A 21-count indictment, brought in May, charged that he compromised secrets related to satellites, early warning systems, means of defence or retaliation against large-scale nuclear attacks, communications intelligence and defence strategy.

Meanwhile, a psychiatrist, hired and then fired by the defence team, has gone public with claims that Mr Hanssen's "emotional wounds" and "the demons in his own mind" led him to betray his country.

Dr Alan J Salerian claims Mr Hanssen gave him permission to talk about the case but Mr Hanssen's lawyer, Mr Plato Cacheris, has called the disclosures "absolutely improper" and is threatening legal action. Although Dr Salerian has not been publicly explicit about the nature of those "demons", he has been cited as the source for reports that Mr Hanssen has a fixation with pornography and sex. He told the Washington Post that Mr Hanssen is tormented by emotional problems stemming from a troubled childhood. The psychiatrist believes these are the basis for the alleged espionage.
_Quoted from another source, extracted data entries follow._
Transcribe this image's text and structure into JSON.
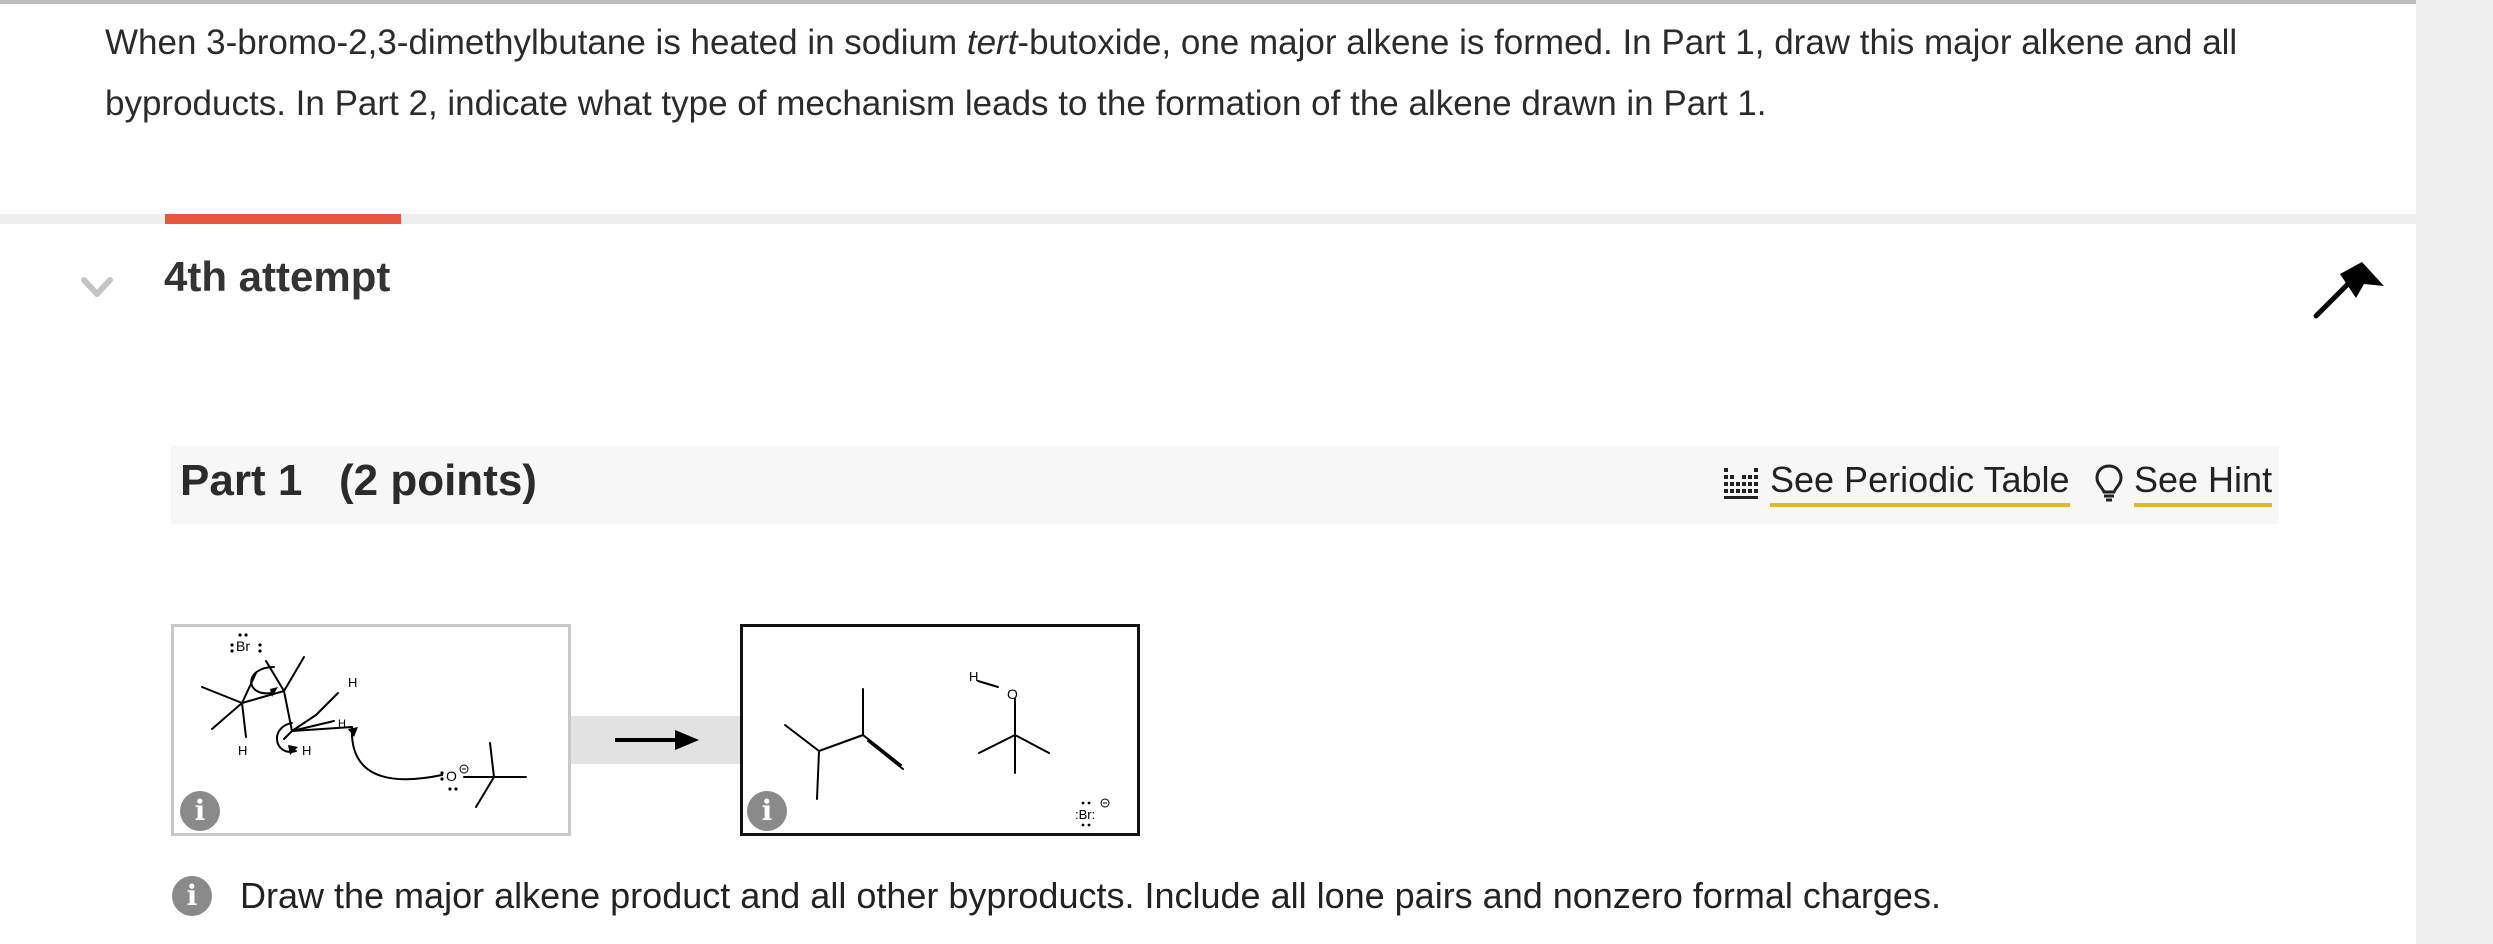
{
  "question": {
    "part_a": "When 3-bromo-2,3-dimethylbutane is heated in sodium ",
    "part_italic": "tert",
    "part_b": "-butoxide, one major alkene is formed. In Part 1, draw this major alkene and all byproducts. In Part 2, indicate what type of mechanism leads to the formation of the alkene drawn in Part 1."
  },
  "attempt": {
    "title": "4th attempt"
  },
  "part": {
    "title": "Part 1",
    "points": "(2 points)",
    "periodic_label": "See Periodic Table",
    "hint_label": "See Hint"
  },
  "reactant_panel": {
    "atoms": {
      "br": "Br",
      "h1": "H",
      "h2": "H",
      "h3": "H",
      "h4": "H",
      "o": "O"
    },
    "info_glyph": "i"
  },
  "product_panel": {
    "atoms": {
      "h": "H",
      "o": "O",
      "br": ":Br:"
    },
    "info_glyph": "i"
  },
  "instructions": {
    "info_glyph": "i",
    "text": "Draw the major alkene product and all other byproducts. Include all lone pairs and nonzero formal charges."
  },
  "colors": {
    "accent": "#e4573d",
    "link_underline": "#e3b432"
  }
}
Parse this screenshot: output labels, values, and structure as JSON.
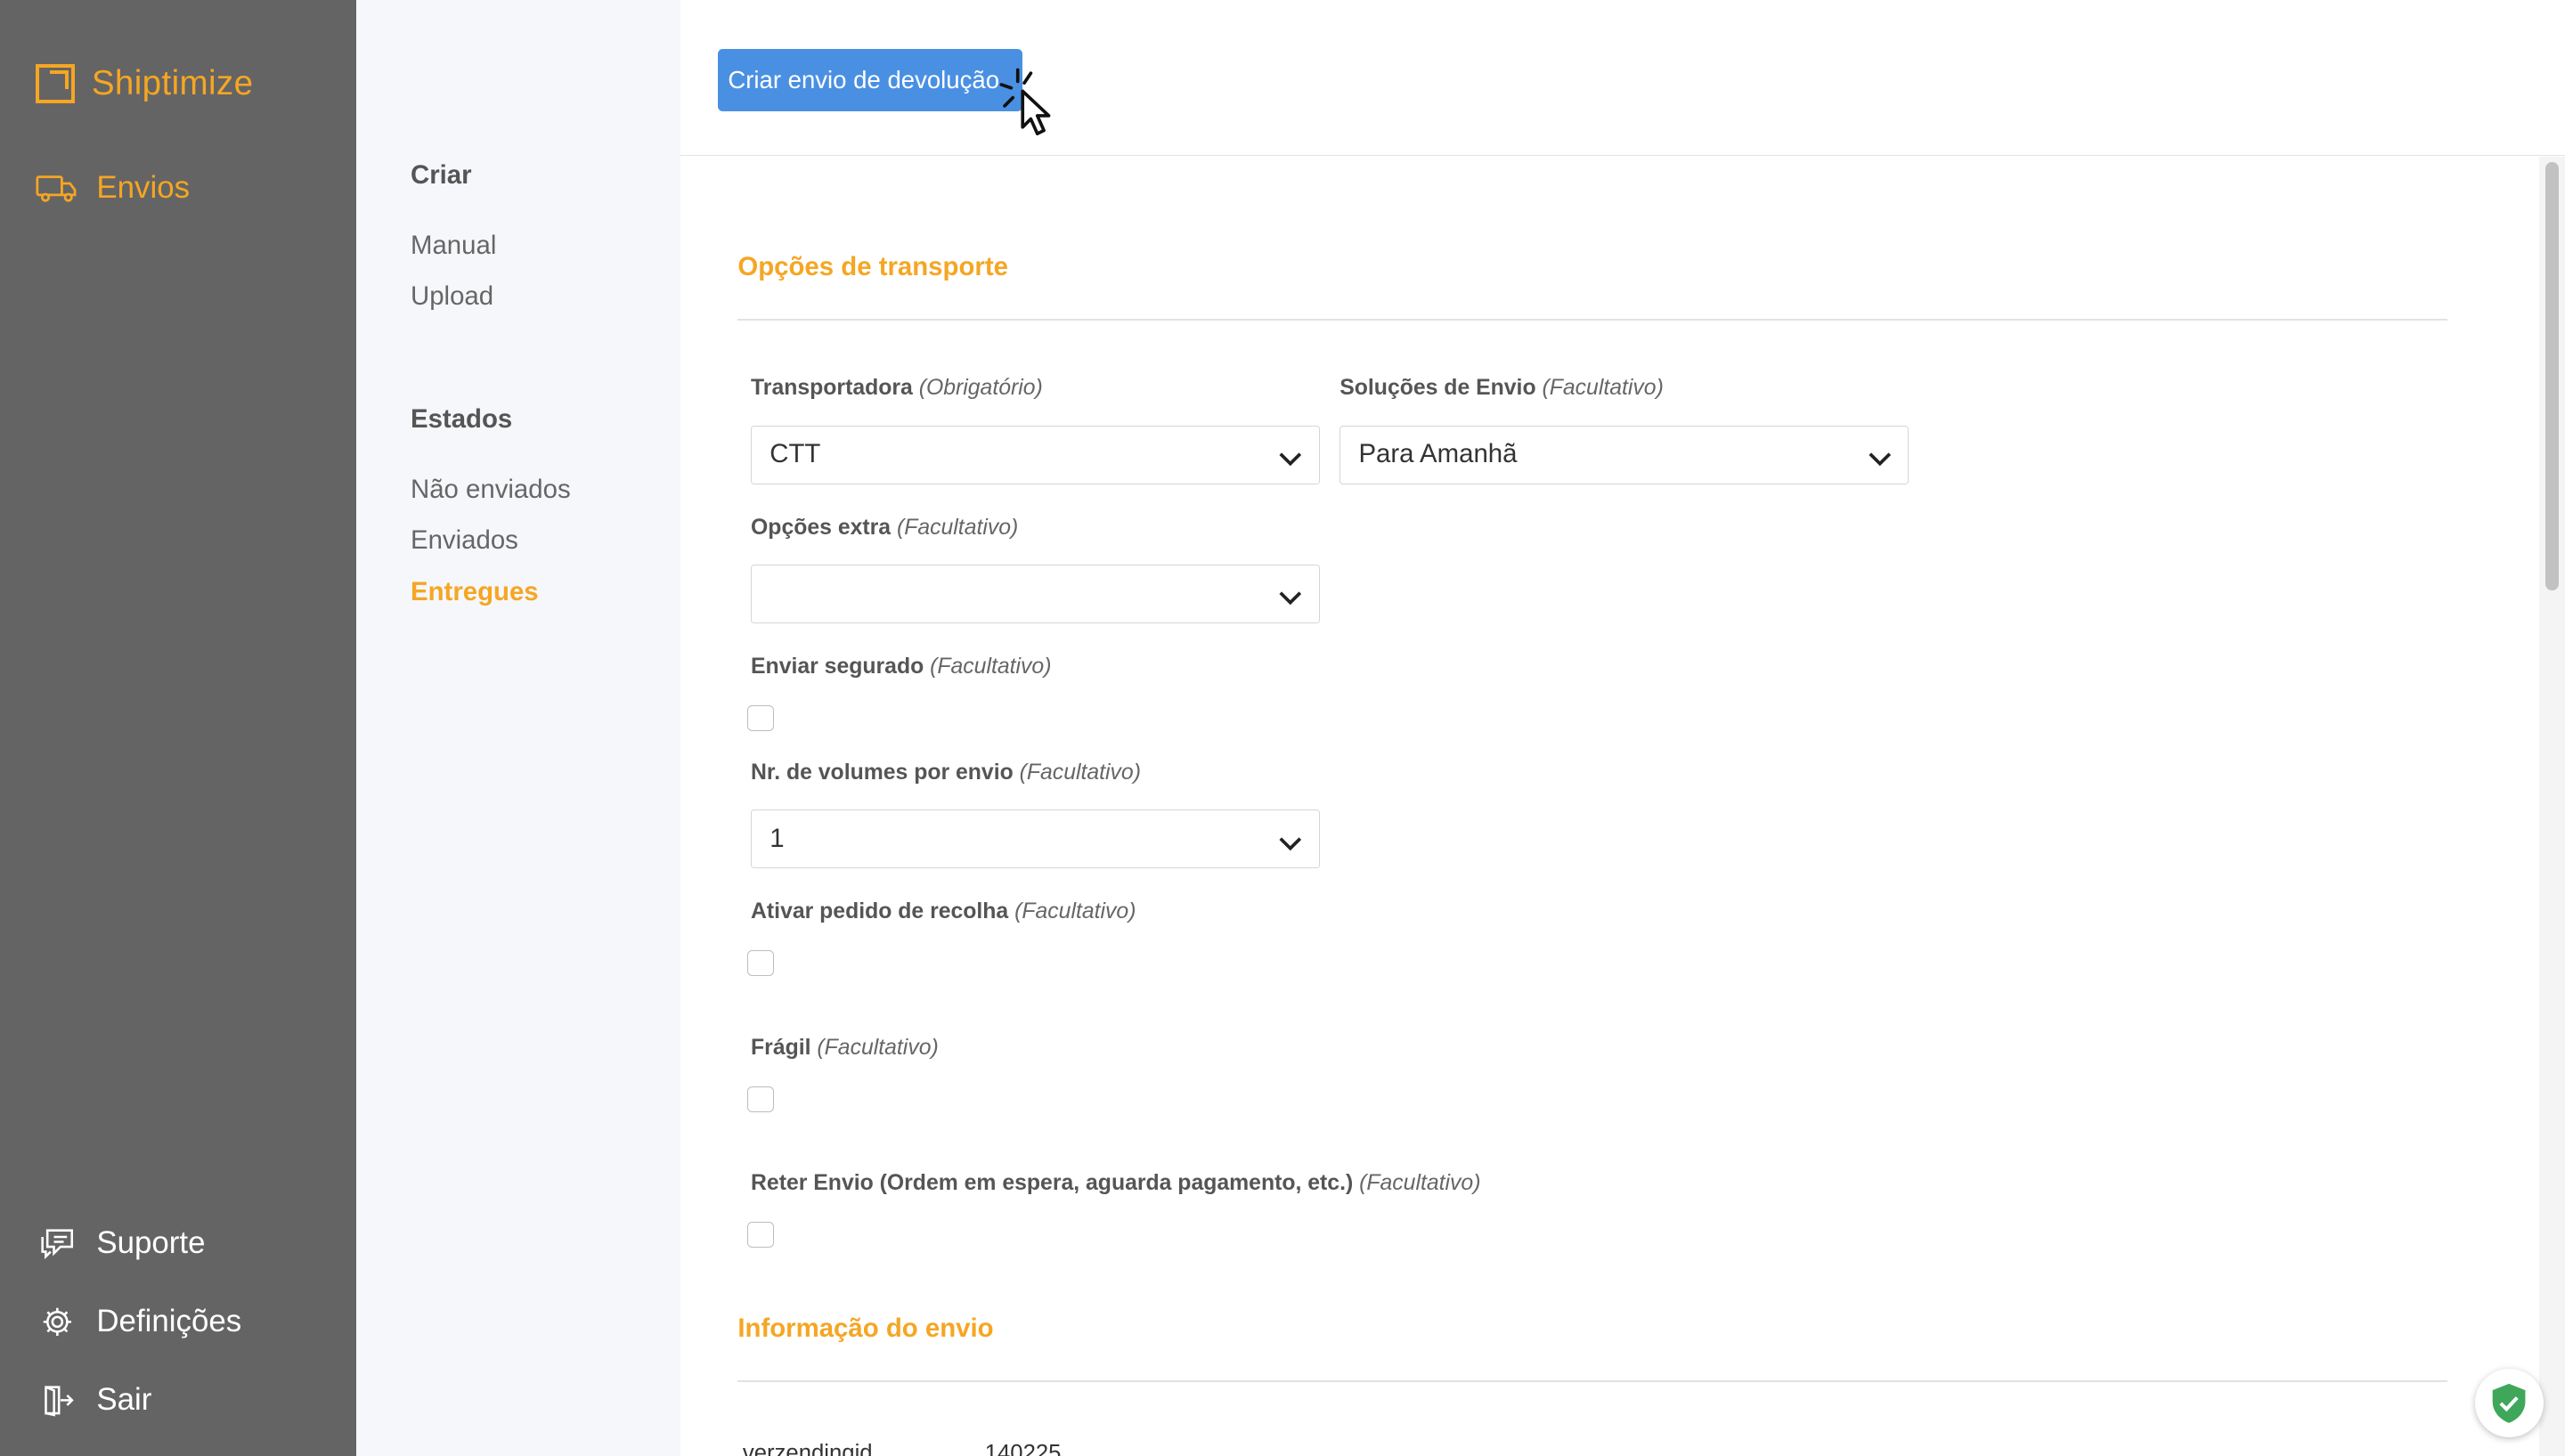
{
  "brand": {
    "name": "Shiptimize",
    "accent": "#f5a623"
  },
  "sidebar": {
    "main": {
      "label": "Envios",
      "icon": "truck-icon"
    },
    "bottom": [
      {
        "label": "Suporte",
        "icon": "chat-icon"
      },
      {
        "label": "Definições",
        "icon": "gear-icon"
      },
      {
        "label": "Sair",
        "icon": "logout-icon"
      }
    ]
  },
  "subnav": {
    "create_heading": "Criar",
    "create_links": [
      "Manual",
      "Upload"
    ],
    "states_heading": "Estados",
    "state_links": [
      "Não enviados",
      "Enviados",
      "Entregues"
    ],
    "active": "Entregues"
  },
  "topbar": {
    "return_button": "Criar envio de devolução"
  },
  "transport": {
    "title": "Opções de transporte",
    "carrier": {
      "label": "Transportadora",
      "note": "(Obrigatório)",
      "value": "CTT"
    },
    "solutions": {
      "label": "Soluções de Envio",
      "note": "(Facultativo)",
      "value": "Para Amanhã"
    },
    "extra": {
      "label": "Opções extra",
      "note": "(Facultativo)",
      "value": ""
    },
    "insured": {
      "label": "Enviar segurado",
      "note": "(Facultativo)",
      "checked": false
    },
    "volumes": {
      "label": "Nr. de volumes por envio",
      "note": "(Facultativo)",
      "value": "1"
    },
    "pickup": {
      "label": "Ativar pedido de recolha",
      "note": "(Facultativo)",
      "checked": false
    },
    "fragile": {
      "label": "Frágil",
      "note": "(Facultativo)",
      "checked": false
    },
    "hold": {
      "label": "Reter Envio (Ordem em espera, aguarda pagamento, etc.)",
      "note": "(Facultativo)",
      "checked": false
    }
  },
  "shipment_info": {
    "title": "Informação do envio",
    "rows": [
      {
        "key": "verzendingid",
        "value": "140225"
      }
    ]
  }
}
He added that Mr Hanssen was deeply despondent in jail. He felt horrible about his past and his errors, Dr Salerian said. He was ready to accept any punishment that the system would give, and that the country felt he deserved, including death.

CBS News earlier quoted Dr Salerian as saying Mr Hanssen confessed his spying to priests affiliated with Opus Dei in the 1980s and 1990s.

In a Times article, a BBC reporter attributed numerous details about Mr Hanssen to Dr Salerian, including a statement that Mr Hanssen's late father bullied his son to be a "real man".

Dr Salerian told the Post he never mentioned pornography, either on or off the record. "I did confirm certain things, but number one, it was absolutely, 100 per cent off the record, and number two, I was not the source on any of it," he said.